CGI also subsequently targeted city officials and staff who allegedly misrepresented the condition of the site as well as divulged confidential information and the total of the claims reached $79 million.
“We have recovered hundreds of thousands of dollars in legal costs,” Lehman added. “We won three (cases). We don’t trumpet it, but we have had our costs awarded to us. It’s the taxpayers’ money.”
The city has recovered a total of $172,682 in costs.
Lehman said the city would still like to see the historic buildings – which received an Ontario Heritage Trust award – be places where people can work and play.
“Council decided there’d be a banquet facility in the middle (building), a facility like the Southshore Centre,” Lehman said.
“The small building would be a café and the office building would be an office building.
“We’re talking with the First Nations and want to make sure they’re okay with everything we’re doing with the buildings. We’ve slowed down (work) to treat the site with the absolute respect (it deserves) and make sure the archeology is done.”

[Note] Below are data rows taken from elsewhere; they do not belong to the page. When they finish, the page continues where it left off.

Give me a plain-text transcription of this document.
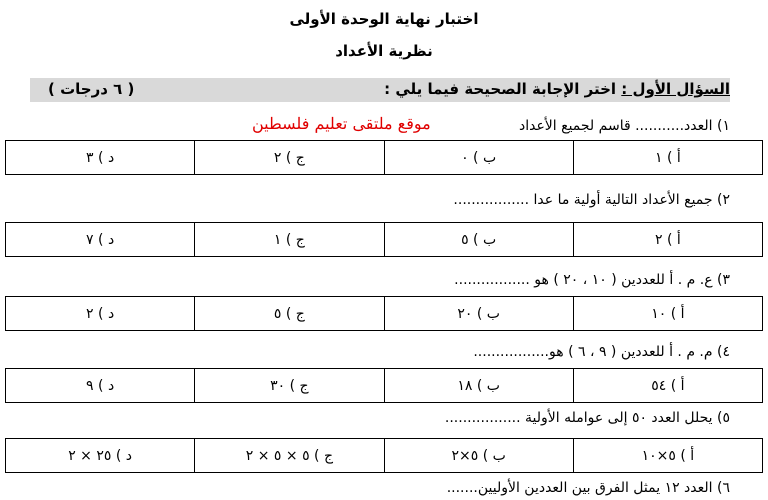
اختبار نهاية الوحدة الأولى
نظرية الأعداد
السؤال الأول : اختر الإجابة الصحيحة فيما يلي :
( ٦ درجات )
موقع ملتقى تعليم فلسطين	١) العدد........... قاسم لجميع الأعداد
أ ) ١	ب ) ٠	ج ) ٢	د ) ٣
٢) جميع الأعداد التالية أولية ما عدا .................
أ ) ٢	ب ) ٥	ج ) ١	د ) ٧
٣) ع. م . أ للعددين ( ١٠ ، ٢٠ ) هو .................
أ ) ١٠	ب ) ٢٠	ج ) ٥	د ) ٢
٤) م. م . أ للعددين ( ٩ ، ٦ ) هو.................
أ ) ٥٤	ب ) ١٨	ج ) ٣٠	د ) ٩
٥) يحلل العدد ٥٠ إلى عوامله الأولية .................
أ ) ٥×١٠	ب ) ٥×٢	ج ) ٥ × ٥ × ٢	د ) ٢٥ × ٢
٦) العدد ١٢ يمثل الفرق بين العددين الأوليين.......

Lehman said it’s important to get the site development right, especially since it could become even busier as two-day, all-day GO train service arrives. Also on the site is the final GO Transit Barrie-Toronto line stop.
“We’re really expecting that will be a big focal point for travelling to Toronto,” the mayor added.
“Allandale will be different than what was envisioned five years ago, because of the train service.”